First, ConTeXt is instructed to import a variety of environment settings: commands pertaining to layout, typography and PDF metadata. Then, each section of the text is typeset. The aim here is to write the least amount of ConTeXt possible by designing a DRY, harmonious and functional structure.

Executing Pandoc via a Shell Scripting

I’m using a shell script to run batch jobs. First, some variables need to be initialised:

#!/usr/bin/env bash

project_name="reader"
draft=3
project_dir="/home/riviera/XPUB/trimester-3/${project_name}/draft_${draft}"
bibliography_file="${project_dir}/bib/${project_name}.bib"
csl_file="${project_dir}/bib/${project_name}.csl"
input_format="markdown"
output_format="context"

Then several functions are defined which do particular tasks. This might involve running pandoc on each markdown file to generate the context for each document. It’s advisable to replace all values with variables when writing scripts. This enhances flexibility as the value of variables can be altered and referred to consistently throughout the script.

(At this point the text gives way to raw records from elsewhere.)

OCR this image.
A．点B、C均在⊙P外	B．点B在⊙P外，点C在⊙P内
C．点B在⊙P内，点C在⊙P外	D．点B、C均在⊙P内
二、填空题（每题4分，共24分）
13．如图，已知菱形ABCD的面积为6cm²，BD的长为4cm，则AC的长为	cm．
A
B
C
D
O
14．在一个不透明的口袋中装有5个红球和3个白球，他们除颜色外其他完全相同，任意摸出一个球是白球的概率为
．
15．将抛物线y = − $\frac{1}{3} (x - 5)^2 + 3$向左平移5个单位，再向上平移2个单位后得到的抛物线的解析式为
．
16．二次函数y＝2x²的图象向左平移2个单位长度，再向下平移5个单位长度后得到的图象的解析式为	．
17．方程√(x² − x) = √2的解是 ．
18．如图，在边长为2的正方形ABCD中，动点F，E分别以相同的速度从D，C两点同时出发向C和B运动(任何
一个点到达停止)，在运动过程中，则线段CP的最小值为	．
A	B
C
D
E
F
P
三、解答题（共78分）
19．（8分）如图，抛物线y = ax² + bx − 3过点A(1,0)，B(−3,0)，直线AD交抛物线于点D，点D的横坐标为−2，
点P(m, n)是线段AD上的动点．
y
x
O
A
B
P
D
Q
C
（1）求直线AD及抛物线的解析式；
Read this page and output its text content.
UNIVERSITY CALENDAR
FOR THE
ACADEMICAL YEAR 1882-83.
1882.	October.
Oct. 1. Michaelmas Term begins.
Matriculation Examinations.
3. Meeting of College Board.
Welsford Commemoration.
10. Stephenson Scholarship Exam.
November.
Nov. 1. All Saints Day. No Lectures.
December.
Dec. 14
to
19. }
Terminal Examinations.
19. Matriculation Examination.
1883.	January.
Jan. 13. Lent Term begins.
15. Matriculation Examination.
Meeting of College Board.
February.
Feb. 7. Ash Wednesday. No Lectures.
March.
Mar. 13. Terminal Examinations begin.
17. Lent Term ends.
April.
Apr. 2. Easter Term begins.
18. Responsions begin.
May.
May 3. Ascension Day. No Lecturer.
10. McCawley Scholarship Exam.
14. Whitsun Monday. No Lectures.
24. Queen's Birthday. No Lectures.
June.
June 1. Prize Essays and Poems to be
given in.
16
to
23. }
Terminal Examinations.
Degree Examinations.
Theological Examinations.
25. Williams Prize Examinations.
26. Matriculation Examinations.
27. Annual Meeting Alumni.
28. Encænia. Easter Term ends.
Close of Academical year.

generate_context_for_each_text() {
    pushd ${project_dir}/${input_format}/ 1> /dev/null
    local directories=$(ls -d */ | tr -d "/") # remove trailing /
    for title in ${directories};
    do
    mkdir -p ${project_dir}/tex/raw/${title}/
    pandoc -f ${input_format} -t ${output_format} \
           --metadata-file=${title}/metadata.yml \
           --template=./section.context \
           --bibliography=${bibliography_file}\
           --csl=${csl_file} \
           --citeproc \
           -o ${project_dir}/tex/raw/${title}/tex.mkxl \
           ${title}/text.md
           # -o ${project_dir}/${output_format}/raw/${title}.mkxl
    done
    popd 1> /dev/null
}

$1

As this script only contains one function the function declaration is somewhat redundant.